Mises Wire

Maskin on Markets

Maskin on Markets

Austrian economists argue that individuals' preferences are relevant to resource allocation only to the extent that they are demonstrated through action. Economics is, after all, about the process by which subjective preferences are converted into objective, observable market phenomena like prices and quantities (see Joe Salerno's comment here). The Walrasian model, by contrast, takes consumer valuations as explicit magnitudes. My "true valuation" for good X is, say, $10, regardless of my behavior in the marketplace; in principle, I could communicate this valuation to a central planner who could then allocate resources to maximize my utility (and overall social welfare). The "knowledge problem," in this view, is not that preferences are latent and manifested only through action, but that people are unwilling to share their private valuations with the authorities. Mechanism design, according to Eric Maskin, provides a potential solution.

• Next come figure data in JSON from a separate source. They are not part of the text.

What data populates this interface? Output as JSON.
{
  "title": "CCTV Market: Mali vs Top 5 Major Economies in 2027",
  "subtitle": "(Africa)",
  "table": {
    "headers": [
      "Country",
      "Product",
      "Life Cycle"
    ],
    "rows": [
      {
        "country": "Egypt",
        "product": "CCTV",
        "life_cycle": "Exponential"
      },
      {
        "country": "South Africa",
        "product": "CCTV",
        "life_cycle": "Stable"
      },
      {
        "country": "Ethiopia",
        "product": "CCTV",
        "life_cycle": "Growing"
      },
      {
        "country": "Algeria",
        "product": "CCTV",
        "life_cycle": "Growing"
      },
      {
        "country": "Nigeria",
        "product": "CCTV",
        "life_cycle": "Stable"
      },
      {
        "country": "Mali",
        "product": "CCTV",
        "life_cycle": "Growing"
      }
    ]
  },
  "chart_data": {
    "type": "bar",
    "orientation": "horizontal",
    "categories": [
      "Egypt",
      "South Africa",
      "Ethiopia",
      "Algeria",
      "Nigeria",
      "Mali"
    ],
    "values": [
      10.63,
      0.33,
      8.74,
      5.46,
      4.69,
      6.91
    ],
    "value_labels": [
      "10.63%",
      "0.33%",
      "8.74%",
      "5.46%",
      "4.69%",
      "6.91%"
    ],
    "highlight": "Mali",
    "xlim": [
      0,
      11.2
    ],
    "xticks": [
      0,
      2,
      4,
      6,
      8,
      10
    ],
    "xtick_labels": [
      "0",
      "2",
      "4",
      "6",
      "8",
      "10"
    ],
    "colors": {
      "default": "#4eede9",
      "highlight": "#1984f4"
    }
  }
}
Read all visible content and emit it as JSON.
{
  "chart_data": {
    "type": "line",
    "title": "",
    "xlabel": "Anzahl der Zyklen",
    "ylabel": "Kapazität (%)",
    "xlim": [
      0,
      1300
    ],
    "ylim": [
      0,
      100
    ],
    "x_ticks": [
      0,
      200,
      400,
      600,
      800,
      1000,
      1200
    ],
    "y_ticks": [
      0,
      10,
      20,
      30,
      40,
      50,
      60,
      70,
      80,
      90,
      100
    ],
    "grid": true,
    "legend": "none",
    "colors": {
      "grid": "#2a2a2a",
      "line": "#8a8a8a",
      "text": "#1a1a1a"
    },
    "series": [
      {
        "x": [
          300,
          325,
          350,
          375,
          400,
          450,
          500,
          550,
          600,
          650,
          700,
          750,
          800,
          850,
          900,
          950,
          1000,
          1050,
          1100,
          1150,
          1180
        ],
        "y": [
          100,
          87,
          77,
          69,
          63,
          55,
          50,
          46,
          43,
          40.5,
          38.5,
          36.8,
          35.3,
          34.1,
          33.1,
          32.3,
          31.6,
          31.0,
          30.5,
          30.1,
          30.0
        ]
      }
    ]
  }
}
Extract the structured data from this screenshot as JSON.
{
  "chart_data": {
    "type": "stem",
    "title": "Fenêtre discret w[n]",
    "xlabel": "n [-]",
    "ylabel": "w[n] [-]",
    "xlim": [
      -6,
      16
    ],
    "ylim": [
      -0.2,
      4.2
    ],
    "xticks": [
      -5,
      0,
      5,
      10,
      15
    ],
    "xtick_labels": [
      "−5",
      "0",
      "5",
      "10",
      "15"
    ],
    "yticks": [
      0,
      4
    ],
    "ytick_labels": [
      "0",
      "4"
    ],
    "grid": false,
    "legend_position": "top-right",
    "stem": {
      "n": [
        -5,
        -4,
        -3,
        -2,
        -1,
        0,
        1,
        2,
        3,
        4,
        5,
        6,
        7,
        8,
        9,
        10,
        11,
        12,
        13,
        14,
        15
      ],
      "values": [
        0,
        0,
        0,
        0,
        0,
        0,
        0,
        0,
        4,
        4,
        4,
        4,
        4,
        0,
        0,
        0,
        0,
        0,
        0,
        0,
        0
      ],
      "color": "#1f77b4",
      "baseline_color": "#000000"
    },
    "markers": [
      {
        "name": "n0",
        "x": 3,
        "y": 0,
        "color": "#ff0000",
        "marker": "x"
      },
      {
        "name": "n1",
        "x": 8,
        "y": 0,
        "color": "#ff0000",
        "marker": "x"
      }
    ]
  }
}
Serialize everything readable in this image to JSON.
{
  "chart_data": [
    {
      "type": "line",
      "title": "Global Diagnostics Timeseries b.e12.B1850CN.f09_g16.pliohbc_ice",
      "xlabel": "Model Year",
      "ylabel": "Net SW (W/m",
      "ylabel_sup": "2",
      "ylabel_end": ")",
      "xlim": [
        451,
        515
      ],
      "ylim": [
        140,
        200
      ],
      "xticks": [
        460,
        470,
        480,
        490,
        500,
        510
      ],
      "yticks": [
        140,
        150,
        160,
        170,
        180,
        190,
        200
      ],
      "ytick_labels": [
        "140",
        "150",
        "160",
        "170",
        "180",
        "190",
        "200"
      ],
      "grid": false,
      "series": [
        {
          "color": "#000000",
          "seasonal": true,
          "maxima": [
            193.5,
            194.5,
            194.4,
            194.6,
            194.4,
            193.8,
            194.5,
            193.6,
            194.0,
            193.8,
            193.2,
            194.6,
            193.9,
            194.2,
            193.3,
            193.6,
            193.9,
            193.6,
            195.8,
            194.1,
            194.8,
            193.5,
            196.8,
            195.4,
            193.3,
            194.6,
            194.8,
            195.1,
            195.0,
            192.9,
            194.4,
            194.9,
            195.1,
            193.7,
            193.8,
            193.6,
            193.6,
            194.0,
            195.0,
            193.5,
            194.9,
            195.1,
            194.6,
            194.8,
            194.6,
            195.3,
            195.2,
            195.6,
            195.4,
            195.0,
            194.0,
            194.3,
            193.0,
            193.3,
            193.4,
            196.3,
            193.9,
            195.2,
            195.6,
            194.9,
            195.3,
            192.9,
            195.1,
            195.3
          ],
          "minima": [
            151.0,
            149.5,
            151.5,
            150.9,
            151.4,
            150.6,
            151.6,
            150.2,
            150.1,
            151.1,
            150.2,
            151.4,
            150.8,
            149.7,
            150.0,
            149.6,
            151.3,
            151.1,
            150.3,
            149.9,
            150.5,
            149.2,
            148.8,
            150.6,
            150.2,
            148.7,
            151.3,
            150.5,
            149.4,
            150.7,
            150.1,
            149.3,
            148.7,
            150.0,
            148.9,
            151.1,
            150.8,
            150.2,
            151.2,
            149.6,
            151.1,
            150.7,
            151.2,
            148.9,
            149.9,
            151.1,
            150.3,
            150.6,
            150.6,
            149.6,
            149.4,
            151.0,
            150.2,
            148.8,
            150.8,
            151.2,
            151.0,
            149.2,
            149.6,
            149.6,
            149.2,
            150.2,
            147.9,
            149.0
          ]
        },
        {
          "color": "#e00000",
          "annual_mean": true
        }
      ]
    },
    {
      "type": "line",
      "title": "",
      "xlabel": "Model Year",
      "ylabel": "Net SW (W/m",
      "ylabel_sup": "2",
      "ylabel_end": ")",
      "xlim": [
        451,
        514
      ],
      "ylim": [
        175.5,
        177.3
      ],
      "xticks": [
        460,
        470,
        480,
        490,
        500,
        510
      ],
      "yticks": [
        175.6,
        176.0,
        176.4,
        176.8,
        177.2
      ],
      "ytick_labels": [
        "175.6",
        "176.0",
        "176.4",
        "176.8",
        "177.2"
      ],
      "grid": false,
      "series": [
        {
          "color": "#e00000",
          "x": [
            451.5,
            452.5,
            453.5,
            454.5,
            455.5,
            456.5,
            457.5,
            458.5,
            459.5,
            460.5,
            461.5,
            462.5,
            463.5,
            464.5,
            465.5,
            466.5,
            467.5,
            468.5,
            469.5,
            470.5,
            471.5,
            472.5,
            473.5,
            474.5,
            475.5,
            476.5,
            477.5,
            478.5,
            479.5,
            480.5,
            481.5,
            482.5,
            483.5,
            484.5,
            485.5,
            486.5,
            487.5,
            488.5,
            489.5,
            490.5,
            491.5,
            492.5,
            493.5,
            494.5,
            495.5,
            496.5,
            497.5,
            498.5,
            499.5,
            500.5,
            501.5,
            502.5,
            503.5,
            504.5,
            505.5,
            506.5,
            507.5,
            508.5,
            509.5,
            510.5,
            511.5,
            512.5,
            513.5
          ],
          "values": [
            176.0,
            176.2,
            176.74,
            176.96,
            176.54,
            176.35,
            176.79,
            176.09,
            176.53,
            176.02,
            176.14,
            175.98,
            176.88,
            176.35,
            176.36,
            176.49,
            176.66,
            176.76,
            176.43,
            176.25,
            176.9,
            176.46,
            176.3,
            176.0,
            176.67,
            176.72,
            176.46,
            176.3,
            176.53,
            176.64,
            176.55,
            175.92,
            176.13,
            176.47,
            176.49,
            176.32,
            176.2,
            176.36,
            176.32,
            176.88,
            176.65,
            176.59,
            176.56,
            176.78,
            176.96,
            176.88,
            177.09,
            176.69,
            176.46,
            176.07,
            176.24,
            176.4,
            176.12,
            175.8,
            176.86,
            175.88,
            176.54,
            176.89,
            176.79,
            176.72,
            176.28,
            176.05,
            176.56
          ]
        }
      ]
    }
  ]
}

Nobel economics winner says market forces flawed Mon Oct 15, 2007 4:47pm EDT By Jon Hurdle PRINCETON, New Jersey (Reuters) - Societies should not rely on market forces to protect the environment or provide quality health care for all citizens, a winner of the 2007 Nobel Prize for economics said on Monday. Professor Eric Maskin, one of three American economists to receive the award, said that he "to some extent" takes issue with free-market orthodoxy championed by U.S President George W. Bush [!] and some other western leaders. "The market doesn't work very well when it comes to public goods," said Maskin. . . . In its statement with the award, the Royal Swedish Academy of Sciences said the market's efficiency may be undermined because consumers are not perfectly informed, competition is not completely free, and "privately desirable production and consumption may generate social costs and benefits." . . . "How do we ensure in the case of public goods that they are provided at all, and that they are provided at the right level, taking into account citizens' preferences?" [Maskin] said. A clean environment, for example, is not a private good in that "my enjoyment of it doesn't preclude yours," he said. "So the theory of mechanism design asks what sort of procedures or mechanisms or institutions could be put in place which allow us to choose the right level," he said. Those mechanisms could include taxes to allow the more efficient provision of public goods, he said.